Caminhos com a possível revogação
Vislumbrando um futuro sem 660, Jackeline prevê dois caminhos para os prescritores: prescrever um dos produtos já autorizados pela Anvisa, adequados à condição clínica do paciente, ou utilizar a prerrogativa prevista na Resolução RDC 38/2013, que estabelece os programas de uso compassivo de medicamentos.
“O uso compassivo permite a disponibilização de medicamento novo, ainda sem registro na Anvisa, que esteja em processo de desenvolvimento clínico, destinado ao uso pessoal de pacientes portadores de doenças graves ou que ameacem a vida e sem alternativa terapêutica satisfatória com produtos registrados no país”, explica.
Segundo a médica, atualmente a RDC 327 é, em grande parte, capaz de suprir o mercado brasileiro de cannabis, com 26 produtos à base de CBD e 13 contendo extratos de cannabis sativa, "com composição mais diversificada em termos de constituintes fitoquímicos, ainda que concentrados em CBD, na grande maioria”.
Entre fitoterapia, farmácia e o direito ao acesso

Enquanto isso, Francisney olha para o passado e destaca a importância do uso tradicional da cannabis. Para ele, o debate vai além da continuidade da RDC 660 ou da RDC 327. “Não posso aceitar que apenas o uso farmacêutico seja permitido. Seria como exigir que as pessoas só pudessem usar a erva-baleeira em forma de pomada de uma marca, e não pudessem ter a planta em casa ou comprar numa feira de domingo”.
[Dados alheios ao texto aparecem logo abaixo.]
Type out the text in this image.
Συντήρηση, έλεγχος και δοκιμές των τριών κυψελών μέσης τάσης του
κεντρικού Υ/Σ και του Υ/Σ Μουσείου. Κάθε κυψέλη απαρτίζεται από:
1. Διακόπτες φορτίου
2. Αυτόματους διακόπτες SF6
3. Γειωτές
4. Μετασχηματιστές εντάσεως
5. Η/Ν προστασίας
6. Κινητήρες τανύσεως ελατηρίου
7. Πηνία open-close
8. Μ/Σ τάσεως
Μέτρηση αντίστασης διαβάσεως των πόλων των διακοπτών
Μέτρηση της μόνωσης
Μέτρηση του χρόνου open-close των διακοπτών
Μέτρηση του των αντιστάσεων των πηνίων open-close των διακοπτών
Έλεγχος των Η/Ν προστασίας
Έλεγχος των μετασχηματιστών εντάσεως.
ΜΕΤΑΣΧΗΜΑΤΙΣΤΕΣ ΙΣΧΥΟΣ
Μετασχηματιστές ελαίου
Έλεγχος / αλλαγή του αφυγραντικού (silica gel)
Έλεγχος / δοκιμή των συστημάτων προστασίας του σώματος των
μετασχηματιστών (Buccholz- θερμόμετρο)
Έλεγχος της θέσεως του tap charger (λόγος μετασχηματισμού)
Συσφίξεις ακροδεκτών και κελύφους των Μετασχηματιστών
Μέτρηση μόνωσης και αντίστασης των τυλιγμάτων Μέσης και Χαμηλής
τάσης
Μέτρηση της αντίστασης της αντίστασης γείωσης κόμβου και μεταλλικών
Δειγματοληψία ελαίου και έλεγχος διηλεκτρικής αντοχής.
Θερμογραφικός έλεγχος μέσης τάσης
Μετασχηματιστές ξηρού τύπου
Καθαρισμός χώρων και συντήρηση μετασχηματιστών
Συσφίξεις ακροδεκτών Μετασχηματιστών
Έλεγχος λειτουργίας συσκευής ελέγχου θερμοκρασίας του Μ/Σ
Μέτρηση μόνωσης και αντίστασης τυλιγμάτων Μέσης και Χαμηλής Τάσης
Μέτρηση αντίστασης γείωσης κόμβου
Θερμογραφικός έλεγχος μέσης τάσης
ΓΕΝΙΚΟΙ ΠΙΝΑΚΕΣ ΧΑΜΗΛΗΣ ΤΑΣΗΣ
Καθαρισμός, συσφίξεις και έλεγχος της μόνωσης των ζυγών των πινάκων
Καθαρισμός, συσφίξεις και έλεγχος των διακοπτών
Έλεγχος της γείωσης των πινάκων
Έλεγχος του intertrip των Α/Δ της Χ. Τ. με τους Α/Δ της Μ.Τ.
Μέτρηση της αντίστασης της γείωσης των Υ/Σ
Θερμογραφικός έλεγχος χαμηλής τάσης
Ele ainda alerta para o impacto expressivo de uma eventual revogação da RDC 660, considerando o número de pacientes que adquirem medicamentos por meio dessa via. O custo elevado dos produtos nas farmácias também é uma preocupação.
Segundo ele, a distribuição de medicamentos pelo Sistema Único de Saúde (SUS) torna-se indispensável nesse processo. "Os agentes precisam tomar todos os cuidados possíveis para não deixar os pacientes desassistidos. Esse seria o maior impacto na vida das pessoas. É esse impacto que deve ser avaliado”.